Moratelli exalta ainda, a representatividade contida no resultado da disputa. “A vitória da Jojo é emblemática. A figura dela é importante porque simboliza muitas coisas envolvidas ali. É uma personagem muita rica e por isso mesmo acho que a vitória dela representa todas essas contradições do Brasil atual. A Jojo é a contradição em pessoa. Ao mesmo tempo que é desbocada, vem com valores de família. É agressiva e carinhosa. Afrontosa e de certa forma, também cautelosa nas ações”, observa. “Durante o programa Jojo foi muito falastrona, cheia de palavrões, ataques. Mas ao mesmo tempo, mostrava fragilidade, ia para a cama chorar, pedia afago dos participantes mais próximos. Foi forte e sensível. Despudorada e religiosa. Na final, quando ela pediu a palavra, todos imaginaram que ela viria com um discurso mais potente, agressivo, e de repente pediu para fazer uma oração. Jojo tem um discurso muito forte de empoderamento feminino, de chegar junto, de se colocar, mas também se mostra conservadora em alguns pontos. Ela recua em vários momentos. Por isso que eu digo que essa vitória representa todas essas contradições do Brasil 2020”.

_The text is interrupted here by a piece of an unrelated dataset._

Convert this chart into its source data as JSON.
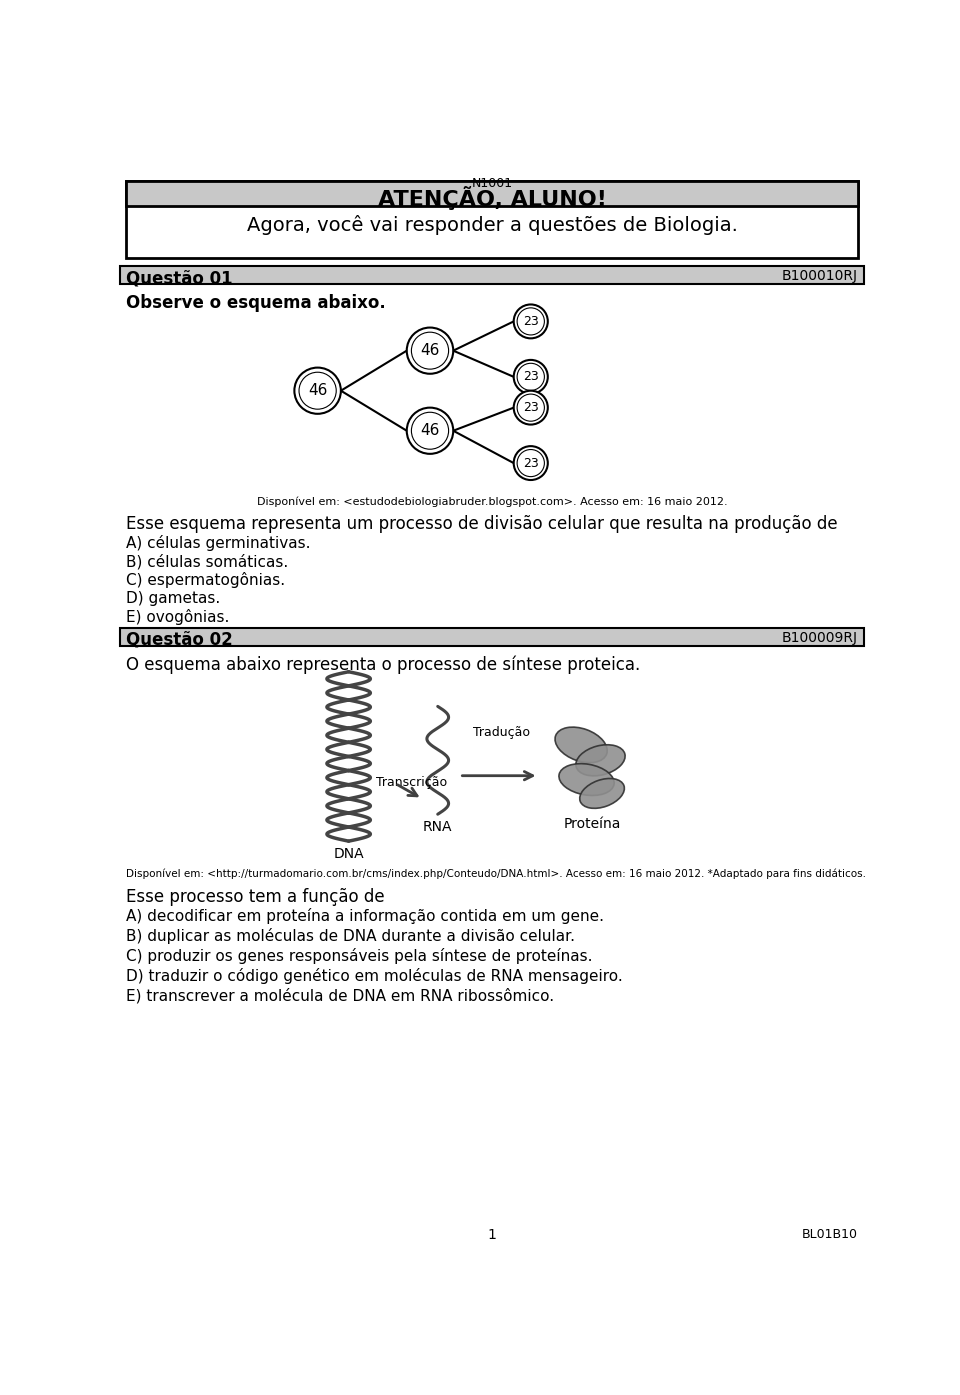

E completa: “Jojo está se colocando e traz várias bandeiras. Ela é funkeira, veio do subúrbio, mulher, negra, fora do padrão estético televisivo, então ela traz muitos signos para a discussão. Ela performa suas bandeiras no seu próprio corpo. Está estampado nela o que representa. Ela é isso e respeite isso. É importante a Jojo na TV porque escancara muitos preconceitos a serem combatidos: o racismo, o sexismo, o preconceito em relação aos padrões estéticos, ao funk, contra a favela. Por ser um símbolo da mulher periférica, a Jojo grita a plenos pulmões o que a sociedade branca, hétero patriarcal, de classe média, tenta ignorar: que o Brasil tem uma pluralidade que precisa ser incorporada e respeitada em todos os meios”.